Читаем Чистые руки полностью

Он пишет на языке, который называется французским, но принадлежит одному ему. Там есть немного греческого, иногда — древнегреческого, который он мельком изучал в средней школе и оттачивал уже в одиночку. У греческого Антельм перенял скупое использование неопределенных артиклей. В большинстве случаев этот язык прекрасно без них обходится: там, где мы переводим, добавляя «некий», «некая» или «некие», перед греческим существительным будет зиять пустота. Конечно, иногда в греческом используется неопределенное местоимение tis, которое мы бы передали тяжеловесным словом «некоторый» — намеренная неопределенность, этакий способ избежать конкретики там, где она могла бы прозвучать. Антельм пишет: «как насекомому удается открыть себе дверь достойного размера»; «червяку сложно проделать дыру средних габаритов». Конечно, он использует слова «некий» и «некоторый» там, где грек прибегнул бы к tis, и мог бы написать: «некая труба закупорена прекрасной пробкой», — но вы пролистнете множество страниц, прежде чем снова наткнетесь на эти увесистые слова, что так не нравятся Антельму. Ведь он ведет рьяную борьбу против неопределенности: его научный стиль выбрал себе в главные враги неуверенность и неточность — их нужно уничтожить без колебаний. Появление неопределенного артикля — первый сигнал, сообщающий наблюдателю, будто можно расслабиться. Это момент сомнений: вслед за ним могут потянуться цепочки догадок и ошибок, поскольку незначительное отклонение от курса всего на несколько миллиметров в начале может увести вас далеко от желаемой цели в конце.
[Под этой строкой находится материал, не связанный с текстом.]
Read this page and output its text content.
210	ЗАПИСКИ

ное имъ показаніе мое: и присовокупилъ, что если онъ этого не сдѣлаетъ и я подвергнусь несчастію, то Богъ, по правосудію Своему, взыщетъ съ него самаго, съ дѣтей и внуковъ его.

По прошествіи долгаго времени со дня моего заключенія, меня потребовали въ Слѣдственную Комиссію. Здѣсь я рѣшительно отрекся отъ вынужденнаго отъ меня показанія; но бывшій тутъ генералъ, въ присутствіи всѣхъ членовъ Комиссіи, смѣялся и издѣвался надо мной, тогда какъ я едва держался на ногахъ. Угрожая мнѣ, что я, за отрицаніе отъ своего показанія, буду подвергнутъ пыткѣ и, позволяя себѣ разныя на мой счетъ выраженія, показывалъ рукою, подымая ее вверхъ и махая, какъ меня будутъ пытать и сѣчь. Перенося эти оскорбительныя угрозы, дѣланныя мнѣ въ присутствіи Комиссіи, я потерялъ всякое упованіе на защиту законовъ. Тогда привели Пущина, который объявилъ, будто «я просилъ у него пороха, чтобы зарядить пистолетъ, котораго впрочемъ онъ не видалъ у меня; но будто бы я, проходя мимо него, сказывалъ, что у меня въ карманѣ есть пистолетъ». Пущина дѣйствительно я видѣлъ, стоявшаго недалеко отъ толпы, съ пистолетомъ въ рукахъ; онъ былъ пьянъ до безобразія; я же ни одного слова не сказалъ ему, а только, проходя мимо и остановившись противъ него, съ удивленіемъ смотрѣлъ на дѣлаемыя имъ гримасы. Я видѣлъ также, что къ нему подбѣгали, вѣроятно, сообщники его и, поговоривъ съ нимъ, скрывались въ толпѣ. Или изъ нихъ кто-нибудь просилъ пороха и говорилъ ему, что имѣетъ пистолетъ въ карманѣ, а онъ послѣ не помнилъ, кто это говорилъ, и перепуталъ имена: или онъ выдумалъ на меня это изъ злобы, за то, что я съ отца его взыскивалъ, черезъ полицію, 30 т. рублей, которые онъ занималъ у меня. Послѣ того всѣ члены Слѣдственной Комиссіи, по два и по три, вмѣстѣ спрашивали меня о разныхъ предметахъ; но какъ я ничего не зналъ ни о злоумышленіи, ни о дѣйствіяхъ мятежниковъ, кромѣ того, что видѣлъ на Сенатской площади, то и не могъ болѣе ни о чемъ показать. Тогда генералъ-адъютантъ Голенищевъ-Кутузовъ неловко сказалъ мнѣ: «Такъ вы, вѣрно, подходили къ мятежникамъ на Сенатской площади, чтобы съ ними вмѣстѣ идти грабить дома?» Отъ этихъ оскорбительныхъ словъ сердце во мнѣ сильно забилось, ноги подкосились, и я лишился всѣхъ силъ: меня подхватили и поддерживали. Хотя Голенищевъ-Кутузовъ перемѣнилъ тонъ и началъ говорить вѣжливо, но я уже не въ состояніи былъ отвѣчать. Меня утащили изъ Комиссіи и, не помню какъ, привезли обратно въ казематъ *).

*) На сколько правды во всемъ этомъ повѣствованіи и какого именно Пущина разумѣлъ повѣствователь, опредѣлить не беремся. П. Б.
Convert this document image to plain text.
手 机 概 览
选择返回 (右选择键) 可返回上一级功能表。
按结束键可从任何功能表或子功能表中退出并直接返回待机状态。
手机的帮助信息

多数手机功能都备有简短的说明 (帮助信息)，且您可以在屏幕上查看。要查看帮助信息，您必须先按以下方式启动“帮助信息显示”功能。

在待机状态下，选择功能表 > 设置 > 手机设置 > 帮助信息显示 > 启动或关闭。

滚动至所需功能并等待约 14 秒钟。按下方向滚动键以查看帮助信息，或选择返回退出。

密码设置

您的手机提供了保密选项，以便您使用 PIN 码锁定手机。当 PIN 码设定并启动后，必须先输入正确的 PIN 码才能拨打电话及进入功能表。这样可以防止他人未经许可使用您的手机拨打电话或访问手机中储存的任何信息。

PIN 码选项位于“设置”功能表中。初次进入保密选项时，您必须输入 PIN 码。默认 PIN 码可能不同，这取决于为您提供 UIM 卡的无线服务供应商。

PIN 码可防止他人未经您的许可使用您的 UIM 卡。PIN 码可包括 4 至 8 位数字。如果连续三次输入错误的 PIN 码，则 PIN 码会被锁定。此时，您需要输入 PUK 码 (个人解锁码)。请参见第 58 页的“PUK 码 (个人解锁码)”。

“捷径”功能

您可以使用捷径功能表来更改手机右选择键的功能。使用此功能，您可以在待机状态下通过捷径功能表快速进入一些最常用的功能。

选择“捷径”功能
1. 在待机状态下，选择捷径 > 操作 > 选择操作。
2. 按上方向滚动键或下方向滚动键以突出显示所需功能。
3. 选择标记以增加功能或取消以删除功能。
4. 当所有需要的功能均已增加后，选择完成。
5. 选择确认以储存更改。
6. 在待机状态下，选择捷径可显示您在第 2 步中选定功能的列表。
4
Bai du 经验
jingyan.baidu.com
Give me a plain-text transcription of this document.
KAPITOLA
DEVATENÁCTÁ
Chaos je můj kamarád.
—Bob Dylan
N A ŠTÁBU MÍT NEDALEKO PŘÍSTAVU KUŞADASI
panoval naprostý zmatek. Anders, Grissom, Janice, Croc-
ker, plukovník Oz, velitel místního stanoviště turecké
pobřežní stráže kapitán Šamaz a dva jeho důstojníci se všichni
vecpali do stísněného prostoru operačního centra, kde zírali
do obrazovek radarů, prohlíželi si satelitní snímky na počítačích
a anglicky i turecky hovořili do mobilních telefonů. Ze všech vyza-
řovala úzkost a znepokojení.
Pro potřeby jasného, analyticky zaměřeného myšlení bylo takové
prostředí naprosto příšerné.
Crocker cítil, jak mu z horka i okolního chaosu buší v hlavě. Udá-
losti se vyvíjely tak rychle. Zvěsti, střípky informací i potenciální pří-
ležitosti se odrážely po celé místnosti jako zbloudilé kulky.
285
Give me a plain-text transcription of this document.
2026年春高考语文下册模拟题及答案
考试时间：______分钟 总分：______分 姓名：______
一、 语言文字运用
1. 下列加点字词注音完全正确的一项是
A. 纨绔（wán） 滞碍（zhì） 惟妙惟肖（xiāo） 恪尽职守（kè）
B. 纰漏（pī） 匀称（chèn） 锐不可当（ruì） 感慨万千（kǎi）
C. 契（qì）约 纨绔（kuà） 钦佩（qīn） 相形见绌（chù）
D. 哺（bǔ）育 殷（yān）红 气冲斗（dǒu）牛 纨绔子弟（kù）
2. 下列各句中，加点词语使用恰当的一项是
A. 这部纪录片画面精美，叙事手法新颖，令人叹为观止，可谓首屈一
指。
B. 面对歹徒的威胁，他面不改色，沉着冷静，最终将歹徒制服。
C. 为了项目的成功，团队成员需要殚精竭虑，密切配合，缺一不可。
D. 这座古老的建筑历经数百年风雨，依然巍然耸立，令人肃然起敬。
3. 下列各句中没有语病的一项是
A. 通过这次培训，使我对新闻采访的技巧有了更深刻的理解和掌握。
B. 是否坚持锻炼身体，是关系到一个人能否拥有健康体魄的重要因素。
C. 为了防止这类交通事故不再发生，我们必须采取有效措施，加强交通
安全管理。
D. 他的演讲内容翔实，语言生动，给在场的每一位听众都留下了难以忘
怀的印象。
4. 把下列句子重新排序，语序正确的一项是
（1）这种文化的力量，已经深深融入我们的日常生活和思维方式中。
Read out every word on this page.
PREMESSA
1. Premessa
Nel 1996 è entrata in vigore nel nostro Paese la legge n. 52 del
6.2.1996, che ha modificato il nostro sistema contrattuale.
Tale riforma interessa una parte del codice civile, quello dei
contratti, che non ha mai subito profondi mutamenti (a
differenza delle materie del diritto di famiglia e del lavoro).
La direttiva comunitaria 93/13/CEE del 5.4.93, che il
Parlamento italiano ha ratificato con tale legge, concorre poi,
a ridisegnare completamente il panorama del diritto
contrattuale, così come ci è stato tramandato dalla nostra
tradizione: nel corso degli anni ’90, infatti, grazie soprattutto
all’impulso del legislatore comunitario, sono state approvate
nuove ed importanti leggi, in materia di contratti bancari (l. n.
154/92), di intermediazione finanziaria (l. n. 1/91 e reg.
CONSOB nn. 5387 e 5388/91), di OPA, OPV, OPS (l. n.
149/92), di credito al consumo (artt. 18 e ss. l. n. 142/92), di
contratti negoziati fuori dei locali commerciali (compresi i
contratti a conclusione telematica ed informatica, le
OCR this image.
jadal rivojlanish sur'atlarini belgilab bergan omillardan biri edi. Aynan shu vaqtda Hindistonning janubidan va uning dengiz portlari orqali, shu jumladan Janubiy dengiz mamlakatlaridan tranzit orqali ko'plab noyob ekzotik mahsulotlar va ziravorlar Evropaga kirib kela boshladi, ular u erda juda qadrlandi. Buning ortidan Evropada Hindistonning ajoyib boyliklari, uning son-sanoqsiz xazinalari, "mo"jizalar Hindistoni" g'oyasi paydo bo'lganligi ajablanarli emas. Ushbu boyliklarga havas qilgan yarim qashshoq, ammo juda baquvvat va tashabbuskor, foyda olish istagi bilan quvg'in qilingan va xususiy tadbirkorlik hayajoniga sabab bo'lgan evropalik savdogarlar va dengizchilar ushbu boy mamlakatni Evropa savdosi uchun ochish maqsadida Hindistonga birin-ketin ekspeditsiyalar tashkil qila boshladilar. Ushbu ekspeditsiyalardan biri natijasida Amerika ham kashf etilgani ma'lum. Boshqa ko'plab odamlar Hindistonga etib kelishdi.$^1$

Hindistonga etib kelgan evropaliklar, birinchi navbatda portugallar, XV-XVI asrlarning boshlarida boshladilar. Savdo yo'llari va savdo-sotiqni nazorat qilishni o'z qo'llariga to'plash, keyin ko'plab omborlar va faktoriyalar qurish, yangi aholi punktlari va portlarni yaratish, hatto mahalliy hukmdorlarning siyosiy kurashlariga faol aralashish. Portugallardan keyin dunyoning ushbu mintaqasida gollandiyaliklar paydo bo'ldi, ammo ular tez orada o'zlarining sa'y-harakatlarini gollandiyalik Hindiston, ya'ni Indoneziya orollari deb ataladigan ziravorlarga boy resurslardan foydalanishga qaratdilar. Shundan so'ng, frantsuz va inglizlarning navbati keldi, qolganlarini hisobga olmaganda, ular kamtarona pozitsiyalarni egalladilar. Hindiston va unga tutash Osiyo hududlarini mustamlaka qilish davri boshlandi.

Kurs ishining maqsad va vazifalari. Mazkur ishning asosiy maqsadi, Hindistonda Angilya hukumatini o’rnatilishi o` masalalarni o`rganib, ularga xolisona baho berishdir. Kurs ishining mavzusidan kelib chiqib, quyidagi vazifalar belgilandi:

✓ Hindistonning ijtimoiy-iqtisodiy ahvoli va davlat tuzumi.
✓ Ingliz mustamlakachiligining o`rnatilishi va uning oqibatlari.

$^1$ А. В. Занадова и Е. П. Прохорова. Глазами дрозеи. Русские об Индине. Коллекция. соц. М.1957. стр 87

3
Еще больше Антельм пишет на латыни. Если греческий ему подарил непревзойденные тонкости грамматики, то латынь предоставила весь свой словарный запас с широким выбором приставок и суффиксов. Например, насекомое еще не выросло во взрослую особь: то есть мы любуемся преднимфой. Но если оно вдруг достигло своего полного развития, то перед нами уже полноценная нимфа, без всяких префиксов. Допустим, речь заходит о судьбе кокона, когда осадки угрожают хрупкому укрытию и просачиваются сквозь тонкую обертку, отчего намокает содержимое: происходит транссудация, в то время как для обратного феномена, когда жидкость, словно пот, испаряется изнутри, достаточно одного лишь термина — экссудация.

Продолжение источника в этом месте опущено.